A double dip recession is when output falls for two consecutive quarters for a second time. Before omicron, the global economy was expected to continue a brisk recovery from the initial Covid slump with the UK and Europe previously set to claw back to pre-Covid GDP levels in early 2022.
Ms Reinhart also warned that worries over heavily indebted companies and stock markets risk tying the hands of central banks in their bid to fight rising inflation, another building pressure on economies.
Central banks are concerned the new variant could also increase inflationary pressures battering households as supply chains face more disruption. After taking on huge amounts of debt to endure lockdown, a hike in interest rates by central banks to fight inflation could ramp up the pressure on indebted firms.

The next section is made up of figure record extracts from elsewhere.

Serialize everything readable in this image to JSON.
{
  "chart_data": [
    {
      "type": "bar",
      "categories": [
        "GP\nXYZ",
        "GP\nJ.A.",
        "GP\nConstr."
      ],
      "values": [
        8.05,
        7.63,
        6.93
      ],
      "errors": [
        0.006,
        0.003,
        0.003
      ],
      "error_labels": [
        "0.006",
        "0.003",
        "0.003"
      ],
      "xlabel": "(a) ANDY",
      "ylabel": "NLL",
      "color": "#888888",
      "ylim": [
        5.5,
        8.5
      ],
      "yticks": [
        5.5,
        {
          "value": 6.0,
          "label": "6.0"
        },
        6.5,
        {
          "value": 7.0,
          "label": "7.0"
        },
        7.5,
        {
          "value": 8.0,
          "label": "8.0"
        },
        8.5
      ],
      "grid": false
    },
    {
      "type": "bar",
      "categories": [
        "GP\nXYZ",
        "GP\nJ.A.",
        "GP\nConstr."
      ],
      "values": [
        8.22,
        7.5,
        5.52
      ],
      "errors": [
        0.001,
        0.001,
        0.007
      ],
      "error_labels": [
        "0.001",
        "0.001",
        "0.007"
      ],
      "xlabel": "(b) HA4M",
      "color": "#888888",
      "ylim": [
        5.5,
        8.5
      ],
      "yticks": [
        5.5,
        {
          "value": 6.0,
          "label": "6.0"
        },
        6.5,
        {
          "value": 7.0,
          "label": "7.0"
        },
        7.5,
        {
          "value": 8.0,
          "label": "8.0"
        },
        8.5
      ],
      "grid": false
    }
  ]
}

Ms Reinhart said corporate indebtedness means the hands of central banks are “a lot more tied than is perhaps widely appreciated”, while inflation will be “more persistent”.
She said: “[Central banks] are also afraid of financial fragility concerns. We have a very leveraged corporate sector that has taken on a lot of high risk debt. A lot of the debt is really junk bond variety with very poor covenants. And so you have a lot of outstanding debt that is corporate debt that’s very sensitive to rate hikes.
“Also tying their [central banks] hands are concerns about what may happen with the equity market.”
The Bank of England and US Federal Reserve have started to unwind Covid stimulus to rein in price pressures. Earlier this month, the Bank hiked interest rates from a record low of 0.1pc to 0.25pc, while Fed rate-setters expect to vote for six rises in borrowing costs over the next two years.
On fighting the economic effects of omicron, Ms Reinhart said many low and middle income countries that already “didn’t have a lot of gunpowder” for stimulus are facing even greater strains if economies are hit. A number of countries are “entering a phase where doing fiscal stimulus is going to be much more challenging”.